Dignitaries will gather to mark the 60th anniversary of the founding of the Disasters Emergency Committee (DEC), an organisation which has helped millions across the globe in their time of greatest need.
Hosted by Lord Provost, Jacqueline McLaren, on Tuesday Glasgow’s city chambers will welcome supporters, fundraisers and DEC partners to pay tribute to the work done by the organisation in places ravaged by catastrophes during the past six decades.
Representatives of diaspora communities in Scotland from places that DEC has supported in the past will attend, including those from Ethiopia, Syria, Turkey, Somalia and Pakistan.
There are few places in the world where the DEC has not had a presence, and its vital work continues in disaster areas at this moment, such as Turkey and Syria following the disastrous earthquakes which struck last year.
In Scotland, the DEC attracts high-profile celebrity support, such the musicians, including the bands Belle and Sebastian, Franz Ferdinand, Deacon Blue and others, who gave up their time to stage a major concert for the South East Asia tsunami appeal in 2005.
READ MORE: Turkey and Syria after earthquakes one year on
This connection will be marked by Belle and Sebastian's Stuart Murdoch, who will play his track 'There is an Everlasting Song' at the event.
Mr Murdoch said: "You know some people say, Well, why should we be supporting people so far away when there's poverty at home?
"But the great thing about the DEC is that it brings a focus to these international crises. Let's face it. These people are way worse off on the whole, than people in the UK.
"I feel like there's a great democratisation there. There's a chance for people to actually give money. It's almost like voting. It's almost like they have a faith in an organization like the DEC."
More recently, the DEC here has been backed in its campaign by Shetland actor Dougie Henshall, global star Annie Lennox, comedian Susan Calman and the current Makar, Kathleen Jamie, who rewrote Burns famous poem, A man’s a man as a Woman’s a Woman to highlight the dangers faced by women and children in humanitarian crises.
The DEC in Scotland is also backed by all main political parties at Holyrood, with the Scottish government donating several million pounds to support its appeals.

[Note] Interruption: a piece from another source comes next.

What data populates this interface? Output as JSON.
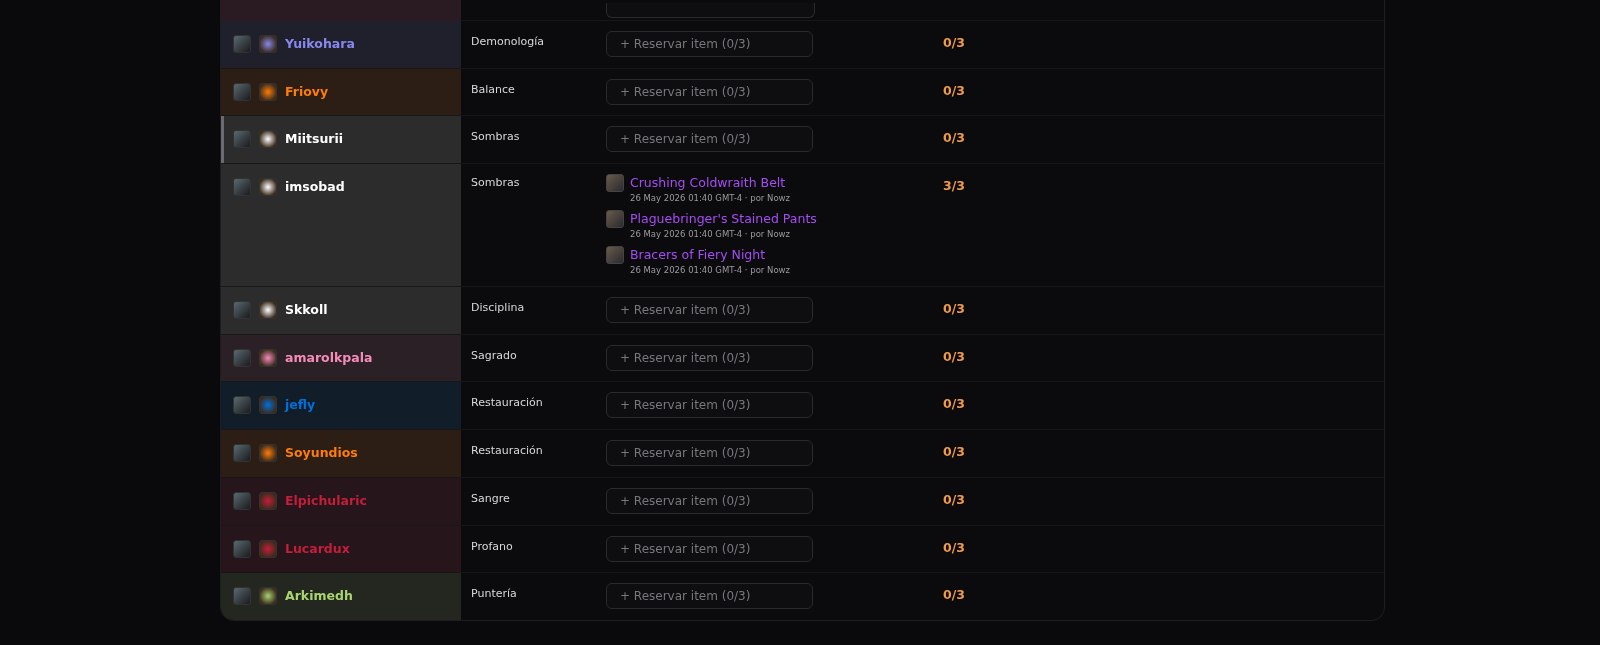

Six of the now 15 DEC members raise funds north of the border – Oxfam, Save the Children, Tearfund, British Red Cross, Christian Aid and Islamic Relief – channeling donations and expertise back into the vital work of the DEC.

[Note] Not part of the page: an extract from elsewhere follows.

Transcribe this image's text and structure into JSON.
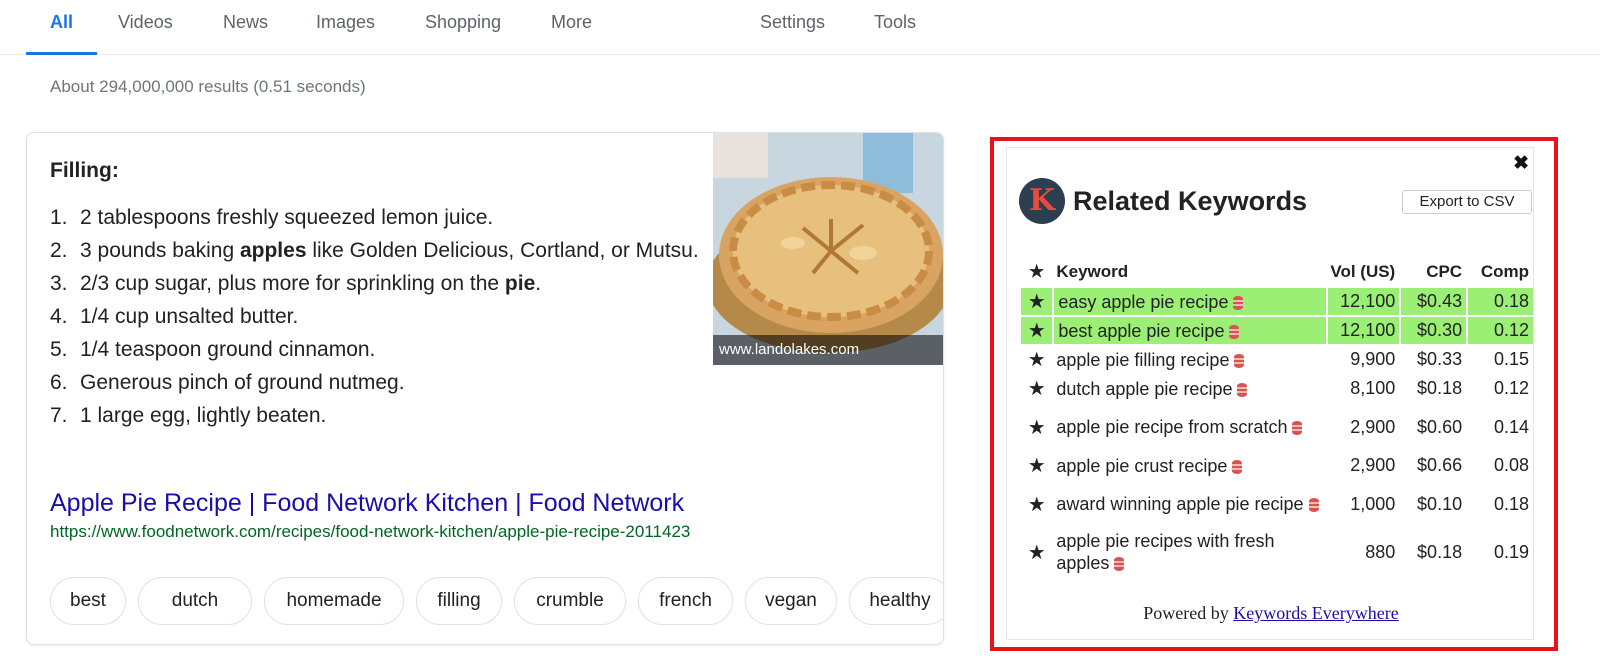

In the past 60 years, the UK public has given an astounding £2.4bn to 77 national appeals, responding with empathy and generosity to the plight of others.

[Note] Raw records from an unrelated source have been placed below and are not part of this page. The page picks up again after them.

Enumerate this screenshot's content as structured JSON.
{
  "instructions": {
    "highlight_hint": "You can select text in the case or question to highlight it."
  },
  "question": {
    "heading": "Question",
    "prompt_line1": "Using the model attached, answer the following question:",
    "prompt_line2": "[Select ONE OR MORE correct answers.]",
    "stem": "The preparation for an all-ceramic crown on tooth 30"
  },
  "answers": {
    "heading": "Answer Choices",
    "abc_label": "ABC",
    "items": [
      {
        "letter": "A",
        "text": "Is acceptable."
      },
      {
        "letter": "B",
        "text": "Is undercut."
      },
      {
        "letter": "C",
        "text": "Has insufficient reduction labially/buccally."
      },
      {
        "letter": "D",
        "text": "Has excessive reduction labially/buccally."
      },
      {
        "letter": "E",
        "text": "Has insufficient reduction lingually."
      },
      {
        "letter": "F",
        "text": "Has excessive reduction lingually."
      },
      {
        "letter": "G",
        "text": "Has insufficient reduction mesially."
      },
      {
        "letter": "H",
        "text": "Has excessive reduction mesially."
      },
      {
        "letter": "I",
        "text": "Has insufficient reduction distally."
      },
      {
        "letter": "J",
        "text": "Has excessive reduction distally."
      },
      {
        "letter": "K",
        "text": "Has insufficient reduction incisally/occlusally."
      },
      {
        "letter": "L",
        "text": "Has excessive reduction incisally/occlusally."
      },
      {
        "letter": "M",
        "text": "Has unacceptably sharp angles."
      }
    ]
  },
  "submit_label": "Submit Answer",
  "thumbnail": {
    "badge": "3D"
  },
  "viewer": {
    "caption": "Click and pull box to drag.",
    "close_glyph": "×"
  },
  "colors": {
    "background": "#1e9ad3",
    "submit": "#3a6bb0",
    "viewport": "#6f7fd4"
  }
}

It is all a long way from the initial appeal which set the Committee on its way to becoming a global relief organisation.
The DEC began life after a cyclone hit Sri Lanka in 1963 and the High Commissioner in London broadcast an appeal to the British public for help.
Lord Astor, chairman of the Standing Conference of British Organisations for Aid to Refugees, proposed that relief agencies and interested parties should cooperate closely together to provide relief after a disaster overseas.
READ MORE: Scots raise more than £13m in aid for Turkey and Syria after devastating earthquakes
The British Red Cross agreed to co-ordinate and the new DEC was recognised by the BBC as a representative body.
One of the worst humanitarian crises of the 20th century was the Ethiopian famine in the 80’s. A catastrophic combination of drought, civil war and a repressive government led to food shortages and a hunger crisis from 1983 to 1985.
In October 1984 the DEC launched the Ethiopia in Famine Fund and the DEC raised millions in just a few days.
Then in 2004, images broadcast across television screens on Boxing Dashook the world. The devastating earthquake and following tsunami in Asia were the worst natural disaster in modern times.
A massive earthquake off the coast of Sumatra, Indonesia, triggered a 500mph tidal wave which hit seven countries around the Indian Ocean. Hundreds of thousands of people were killed and millions of lives were shattered.
The response of the British people was unprecedented, and the Boxing Day Tsunami Appeal is still the largest DEC appeal ever. In just two months it raised the equivalent of £733 million in today’s money and allowed DEC member charities to respond to the size and scale of the disaster, not just with recovery work but with wholescale construction.
Today, the DEC has grown from its five original members – the British Red Cross, Save the Children, Inter-Church Aid (now known as Christian Aid), the Oxford Committee for Famine Relief (now known as Oxfam) and War on Want - to bringing together 15 of the UK’s leading aid agencies in times of crisis.
Alongside the major TV broadcasters, the DEC now has a Rapid Response Network of key media and corporate partners who help launch our emergency appeals at very short notice, getting the message out and making it easy for the UK public to donate quickly and seamlessly.
“Each time we have called upon the British public to help they have responded to our call with such incredible generosity,” says Saleh Saeed OBE, Chief Executive at the DEC who has led the charity for 11 years. “That generosity people here in the UK show to others who they’ve never met, and who live thousands of miles away, is astonishing.
“Thanks to this extraordinary support we can respond to people in their hour of need. This is something the British public can be truly proud of.”